13 mai 2007

Chirac ou la banalité

Au moment de dire good bye Chirac, quelques commentaires sur le remarquable film de Patrick Rotman. Superbes images d'archives et très bonnes interviews de très proches qui ne mâchent pas leurs mots. Mais je suis moins impressionné par le spin qui consiste a' inventer un 'mystère Chirac'.

Le montage de Rotman essaie de véhiculer l’idée d’un mystère Chirac. Il finit par Seguin disant On arrive presque à cerner Mitterrand avec de l’entraînement, mais Chirac personne ne sait qui c’est. Suspense superficiel à mon avis. Car la triste vérité est qu’il n’y a PAS de mystère Chirac – l’homme est véritablement superficiel, psychologiquhement banal. Pourquoi vouloir toujours penser qu’il a un mystère passionnant dans la psyché des grands hommes politiques ? De même je suis 100% derrière Arendt et son concept de banalité du mal – pas besoin de main du démon ou de conjonction psychanalytique exceptionnelle pour produire un Eichmann, un Hitler. Pas de mystère dans le fait que des individus médiocres arrivent au pouvoir et réalisent éventuellement des grandes choses.

Aucune vraie révélation la dessus dans ce film. Passons sur l’amateur de poésie et civilisations orientales, longtemps trop pudique pour en parler, inquiet que ses amis les politiques et les agriculteurs ne se gaussent de ses goûts sophistiqués. Oui, on le savait et tous les interviewés le confirment, Chirac aime véritablement les paysans et les vaches et l’art oriental. Pas d’affectation et pas de mystère non plus. Et alors ?

Chirac est tout simplement un type qui aime les paysans et les vaches et l’art oriental, et le combat politique, et le pouvoir. Plus la politique que l’exercice du pouvoir, chacun le confirme.

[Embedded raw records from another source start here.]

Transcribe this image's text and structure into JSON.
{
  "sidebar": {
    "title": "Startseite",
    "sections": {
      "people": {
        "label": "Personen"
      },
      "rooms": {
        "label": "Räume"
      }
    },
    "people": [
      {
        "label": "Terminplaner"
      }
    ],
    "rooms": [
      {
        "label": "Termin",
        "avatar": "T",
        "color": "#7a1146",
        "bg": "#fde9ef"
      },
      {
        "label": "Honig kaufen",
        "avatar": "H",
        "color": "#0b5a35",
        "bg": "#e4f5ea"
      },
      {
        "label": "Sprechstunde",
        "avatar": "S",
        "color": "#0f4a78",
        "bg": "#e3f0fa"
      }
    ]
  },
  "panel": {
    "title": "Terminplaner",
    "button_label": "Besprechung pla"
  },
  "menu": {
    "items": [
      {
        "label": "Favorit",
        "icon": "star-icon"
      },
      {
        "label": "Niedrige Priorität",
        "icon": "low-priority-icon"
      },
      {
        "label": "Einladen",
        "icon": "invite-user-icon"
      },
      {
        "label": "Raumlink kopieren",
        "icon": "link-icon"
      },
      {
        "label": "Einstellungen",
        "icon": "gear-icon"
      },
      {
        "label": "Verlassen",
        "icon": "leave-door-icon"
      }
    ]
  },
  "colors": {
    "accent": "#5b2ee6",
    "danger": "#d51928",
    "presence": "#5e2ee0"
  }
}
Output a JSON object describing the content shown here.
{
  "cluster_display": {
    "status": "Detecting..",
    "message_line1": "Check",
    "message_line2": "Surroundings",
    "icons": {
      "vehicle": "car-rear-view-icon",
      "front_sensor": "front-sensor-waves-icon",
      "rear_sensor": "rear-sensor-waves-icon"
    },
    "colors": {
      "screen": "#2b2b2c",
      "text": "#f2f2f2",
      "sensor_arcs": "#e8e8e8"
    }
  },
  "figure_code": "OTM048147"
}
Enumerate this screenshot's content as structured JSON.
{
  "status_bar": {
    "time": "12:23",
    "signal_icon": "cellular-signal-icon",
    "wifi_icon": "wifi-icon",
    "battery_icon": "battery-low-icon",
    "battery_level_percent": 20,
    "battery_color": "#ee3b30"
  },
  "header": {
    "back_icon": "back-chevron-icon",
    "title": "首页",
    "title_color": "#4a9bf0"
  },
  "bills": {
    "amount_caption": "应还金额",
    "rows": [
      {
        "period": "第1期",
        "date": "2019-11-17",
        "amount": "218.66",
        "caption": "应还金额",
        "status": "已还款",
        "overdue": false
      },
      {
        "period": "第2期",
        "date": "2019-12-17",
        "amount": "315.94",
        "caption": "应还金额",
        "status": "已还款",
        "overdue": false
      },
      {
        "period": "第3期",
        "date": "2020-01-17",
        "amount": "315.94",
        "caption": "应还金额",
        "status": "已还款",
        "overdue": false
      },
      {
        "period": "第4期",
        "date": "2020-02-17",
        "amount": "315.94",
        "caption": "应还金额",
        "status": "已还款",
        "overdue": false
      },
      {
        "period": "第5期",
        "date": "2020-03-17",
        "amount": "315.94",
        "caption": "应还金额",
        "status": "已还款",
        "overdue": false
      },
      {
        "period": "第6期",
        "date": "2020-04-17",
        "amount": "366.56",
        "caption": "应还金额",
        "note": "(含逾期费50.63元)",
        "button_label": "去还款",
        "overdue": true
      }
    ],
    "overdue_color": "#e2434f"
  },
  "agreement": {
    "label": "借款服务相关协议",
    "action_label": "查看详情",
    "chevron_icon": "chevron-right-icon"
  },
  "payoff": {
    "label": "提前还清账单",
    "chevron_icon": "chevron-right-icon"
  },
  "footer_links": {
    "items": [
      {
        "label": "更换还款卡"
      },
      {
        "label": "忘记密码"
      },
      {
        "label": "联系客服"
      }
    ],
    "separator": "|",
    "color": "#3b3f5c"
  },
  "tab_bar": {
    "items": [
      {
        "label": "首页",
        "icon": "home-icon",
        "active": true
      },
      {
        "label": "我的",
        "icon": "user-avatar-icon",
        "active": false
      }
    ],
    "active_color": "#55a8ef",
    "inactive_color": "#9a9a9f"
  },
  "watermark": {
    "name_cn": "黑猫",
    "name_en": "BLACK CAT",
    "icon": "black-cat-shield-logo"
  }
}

Il a besoin d’être aimé, respecté, craint. Il aime sincerement la causette avec les gens simples et il aime aussi avidement le luxe et les honneurs. C’est - banalement - un Don Juan qui se lasse rapidement de ses conquêtes et qui n’est d’ailleurs pas doué pour les conserver. C’est tout simplement un Gargantua. Des types comme Chirac il y en a plein dans tous les métiers.

Son camarade de Science Po Rocard parle avec un mélange de tendresse et de mépris du grand escogriffe. Il a eu du talent et souvent courage en politique, une capacité à changer d’idées et d’objectifs en six mois. Cela pourrait être une qualité si il y avait un commencement de ‘colonne vertébrale’ intellectuelle derrière les revirements d’idées ou de stratégies. Mais la longue carriere montre abondamment qu’il n’y a absolument aucune logique derrière les choix de Chirac, autres que conquérir et conserver le pouvoir et écouter le conseiller du moment. Mitterrand était tout aussi cynique que Chirac et beaucoup plus machiavélique encore, et méchant bien sur, au sens Nietzschéen. Mais Mitterrand au moins avait une certaine idée de la France.

Pasqua rend un hommage marqué au grand François et on sent qu’il a été déçu que son poulain s’avère un peu juste au moment d'affronter le plus grand animal politique de son époque. Pasqua admire en connaisseur le grand artiste qu’était Mitterrand – on sent qu’il aurait aimé mettre ses talents au service du Prince Florentin ; il prétend avoir prévenu Chirac qu’il ne serait pas à la hauteur ; il prétend que le débat télévisé a scellé sa défaite humiliante – mais je pense que le seul débat n’explique pas un écart 54/46 et que les gesticulations de Pasqua dans les semaines précédents l’élection ont joué un plus grand rôle.

Maintenant que j'y pense, peut-être que Pasqua travaillait pour Mitterrand finalement.

Intéressans rappels sur Juillet et Garaud les éminences grises de Chirac jusqu'au milieu des années 80, ultra-conservateurs, derrière la trahison et le flingage de Chaban en 1974, la prise de l’UDR en 1975, la conquête de Paris en 1977, l’appel de Cochin en 1978 (hystériquement anti-européen), le flinguage de Giscard en 1981 (Seguin racontant tranquillement comment bien sur, les chiraquiens ont activement travaillé a’ la défaite de Giscard contre Mitterrand.

Et puis les petites phrases des Juillet/Garaud a’ l’égard de leur poulain.
(alors qu’il les remercie de l’avoir forcé a’ se faire élire a’ Paris) C’est bien la Premiere fois que je vois un cheval remercier son jockey(peu après que Mitterrand les ait viré pour tomber tout cru dans l’influence Pasqua) On croyait qu’il était du marbre dont on fait les statues, mais il est du marbre dont on fait les lavabos.